Introduction to Speech Technology

Introduction to Speech Technology

Course Overview

This course explains the basics of speech synthesis and recognition and briefly touches upon the history of speech recognition and synthesis. The speech resources needed for creating voice technology applications are addressed, with students acquiring essential knowledge on data management requirements, privacy, and ethics issues.

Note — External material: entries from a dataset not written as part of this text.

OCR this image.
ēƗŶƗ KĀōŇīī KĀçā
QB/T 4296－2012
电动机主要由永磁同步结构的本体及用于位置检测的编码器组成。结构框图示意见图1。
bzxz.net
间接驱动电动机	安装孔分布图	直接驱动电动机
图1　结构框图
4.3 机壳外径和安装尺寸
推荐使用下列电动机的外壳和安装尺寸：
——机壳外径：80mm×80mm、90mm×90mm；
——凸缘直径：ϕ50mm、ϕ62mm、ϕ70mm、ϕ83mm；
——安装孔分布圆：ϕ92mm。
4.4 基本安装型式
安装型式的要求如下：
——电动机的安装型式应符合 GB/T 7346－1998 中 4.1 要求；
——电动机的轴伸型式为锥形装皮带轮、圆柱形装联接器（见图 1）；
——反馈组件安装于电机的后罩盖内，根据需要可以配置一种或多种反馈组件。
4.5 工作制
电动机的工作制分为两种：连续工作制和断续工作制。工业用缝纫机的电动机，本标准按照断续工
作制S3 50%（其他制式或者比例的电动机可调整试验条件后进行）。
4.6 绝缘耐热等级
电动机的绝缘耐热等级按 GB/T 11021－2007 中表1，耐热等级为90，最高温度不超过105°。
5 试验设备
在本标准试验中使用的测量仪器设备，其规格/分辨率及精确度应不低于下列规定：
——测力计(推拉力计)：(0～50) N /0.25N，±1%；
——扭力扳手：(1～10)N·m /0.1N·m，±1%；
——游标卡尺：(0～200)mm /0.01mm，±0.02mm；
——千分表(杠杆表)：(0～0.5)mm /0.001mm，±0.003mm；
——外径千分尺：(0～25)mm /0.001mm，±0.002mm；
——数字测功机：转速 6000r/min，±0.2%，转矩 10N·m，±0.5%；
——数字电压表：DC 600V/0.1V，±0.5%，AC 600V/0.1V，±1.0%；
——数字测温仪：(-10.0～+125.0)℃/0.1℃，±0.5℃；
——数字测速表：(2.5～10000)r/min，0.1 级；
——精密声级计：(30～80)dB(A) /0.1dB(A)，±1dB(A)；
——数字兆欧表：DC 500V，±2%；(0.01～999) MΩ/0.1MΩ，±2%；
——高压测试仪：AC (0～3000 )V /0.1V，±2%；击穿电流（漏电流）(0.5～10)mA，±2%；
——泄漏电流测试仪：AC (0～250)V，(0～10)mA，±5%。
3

Program: MSc Speech Technology
Level: Graduate
Credits: 5 ECTS
Semester: 1a (Fall)
Language: English

Learning Outcomes

Upon successful completion of this course, students will be able to:

  1. Explain the history of voice technology
  2. Explain the basic elements of speech synthesis and recognition and elaborate on the challenges and solutions in specific use cases
  3. Identify data resources for voice technology applications
  4. Describe data management requirements for collecting and storing speech and speaker data
  5. Elaborate on data management, licensing and privacy issues concerning speech and speaker data
  6. Discuss how human factors and context affect human-voice technology system interaction
  7. Describe how to investigate user acceptance of voice technology applications
  8. Collaborate to build and present a simple practical voice technology application

Course Structure

This course employs a hands-on approach where students develop their own speaking clock application while learning key concepts in speech technology. The course includes:

  • Lectures on speech synthesis and recognition fundamentals
  • Workshops on data management and ethical considerations
  • Group project work on building voice applications
  • Discussions on human-computer interaction principles

Assessment

  • Individual reports (40%)
  • Individual summer project (15%)
  • Group project (30%)
  • Research Data Management Plan (5%)
  • Participation (10%)

Teaching Philosophy

My approach to teaching this course emphasizes practical application of theoretical concepts. Students are encouraged to think critically about the technical, ethical, and user experience aspects of voice technology development. The speaking clock project serves as a vehicle for learning that integrates all these dimensions.